A reminder that last November, the FCA made another interim ‘cost forbearance’ statement, covering investment company cost disclosure.

The UK campaigners have since launched their own website.

 

3. Firms consider ‘bolting’ LTAFs onto EU funds

It is rumoured that firms are seeking to use the UK Long-Term Asset Fund (LTAF) as part of a post-Brexit remedy.

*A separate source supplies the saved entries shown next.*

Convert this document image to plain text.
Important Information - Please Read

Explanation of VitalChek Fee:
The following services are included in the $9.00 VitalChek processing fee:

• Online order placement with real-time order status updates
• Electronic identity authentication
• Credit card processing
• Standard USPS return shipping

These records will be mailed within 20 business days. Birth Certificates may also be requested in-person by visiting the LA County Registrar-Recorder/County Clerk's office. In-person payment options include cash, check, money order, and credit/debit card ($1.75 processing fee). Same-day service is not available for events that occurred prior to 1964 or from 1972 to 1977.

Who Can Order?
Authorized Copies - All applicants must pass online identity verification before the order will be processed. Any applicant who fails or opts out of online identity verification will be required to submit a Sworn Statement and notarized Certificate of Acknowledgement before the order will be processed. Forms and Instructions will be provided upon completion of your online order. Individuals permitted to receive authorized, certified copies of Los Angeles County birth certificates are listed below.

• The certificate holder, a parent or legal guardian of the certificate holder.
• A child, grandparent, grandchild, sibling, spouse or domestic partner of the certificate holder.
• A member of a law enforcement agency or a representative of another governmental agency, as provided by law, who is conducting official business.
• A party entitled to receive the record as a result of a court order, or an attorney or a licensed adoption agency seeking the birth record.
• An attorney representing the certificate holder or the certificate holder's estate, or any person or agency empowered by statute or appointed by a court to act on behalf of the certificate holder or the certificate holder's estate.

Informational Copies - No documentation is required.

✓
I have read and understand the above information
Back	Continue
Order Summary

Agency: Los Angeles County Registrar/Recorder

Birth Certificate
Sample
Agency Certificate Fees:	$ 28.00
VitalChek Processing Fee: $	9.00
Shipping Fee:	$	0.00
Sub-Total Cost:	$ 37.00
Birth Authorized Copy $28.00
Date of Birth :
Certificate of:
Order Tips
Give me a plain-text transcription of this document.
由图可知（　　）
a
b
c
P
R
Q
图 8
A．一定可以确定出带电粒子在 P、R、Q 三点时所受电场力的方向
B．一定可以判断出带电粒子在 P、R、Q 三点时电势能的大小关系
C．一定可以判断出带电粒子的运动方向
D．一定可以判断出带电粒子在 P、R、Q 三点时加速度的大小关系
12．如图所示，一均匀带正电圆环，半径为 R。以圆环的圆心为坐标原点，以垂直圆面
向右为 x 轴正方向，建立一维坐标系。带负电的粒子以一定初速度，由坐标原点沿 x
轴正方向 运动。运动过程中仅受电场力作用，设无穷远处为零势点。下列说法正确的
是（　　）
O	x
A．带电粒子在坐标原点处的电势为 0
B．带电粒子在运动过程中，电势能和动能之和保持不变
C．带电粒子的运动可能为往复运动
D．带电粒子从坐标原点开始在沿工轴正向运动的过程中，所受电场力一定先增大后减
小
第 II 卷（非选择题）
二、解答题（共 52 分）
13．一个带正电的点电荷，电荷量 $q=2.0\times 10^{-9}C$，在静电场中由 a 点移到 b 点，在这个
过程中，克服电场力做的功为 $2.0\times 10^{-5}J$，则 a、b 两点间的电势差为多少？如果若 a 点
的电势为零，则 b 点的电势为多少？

One legal firm cites “several asset managers have advanced plans” to set up LTAFs as feeder funds for EU-master products, such as AIFs.  Another expert reckons the arch-rival ELTIF “could be an attractive master fund for LTAF managers”; depending on the outcome of the draft RTS now being finalised by the EC/ESMA.

 

4. SMSG advise ESMA on Digitalisation, Retail Investor Protection

ESMA’s discussion on MiFID II Digitalisation and Retail Investor protection ended on 14 March 2024.

In their response paper, the Securities and Markets Stakeholder Group (SMSG) support data-layering but are concerned this may “hide dark patterns which may lead to conflicts of interest and manipulation”.

The SMSG also point to “digital asymmetry in power, control and knowledge” and “potential market stability consequences”, which need to be addressed by “regulatory actions” across other EU legal regimes.

 

5. Eire closes AUM gap with Luxembourg

Finally, today EFAMA published their latest International Statistics quarterly report, covering investment fund assets.

Five European countries are currently ranked in the top 10 largest global fund domiciles, with Luxembourg [7.9%] comfortably ahead of Ireland [6.1%], Germany [3.9%], France [3.4%], and the UK [2.8%].

However, research highlighted by Ignites Europe indicates that Ireland-domiciled fund AUM may overtake those in Luxembourg within 5 years, if recent market growth rates are upheld.

Main drivers are said to include the rapid growth of Eire-based exchange-traded funds (ETFs) – requiring specialised knowledge and experience – alongside local tax incentives. 

During this week’s ALFI Global conference, the Luxembourg finance minister stated his intention to “reduce” the subscription tax for actively-managed local ETFs; those tracking indices have been exempt since 2010.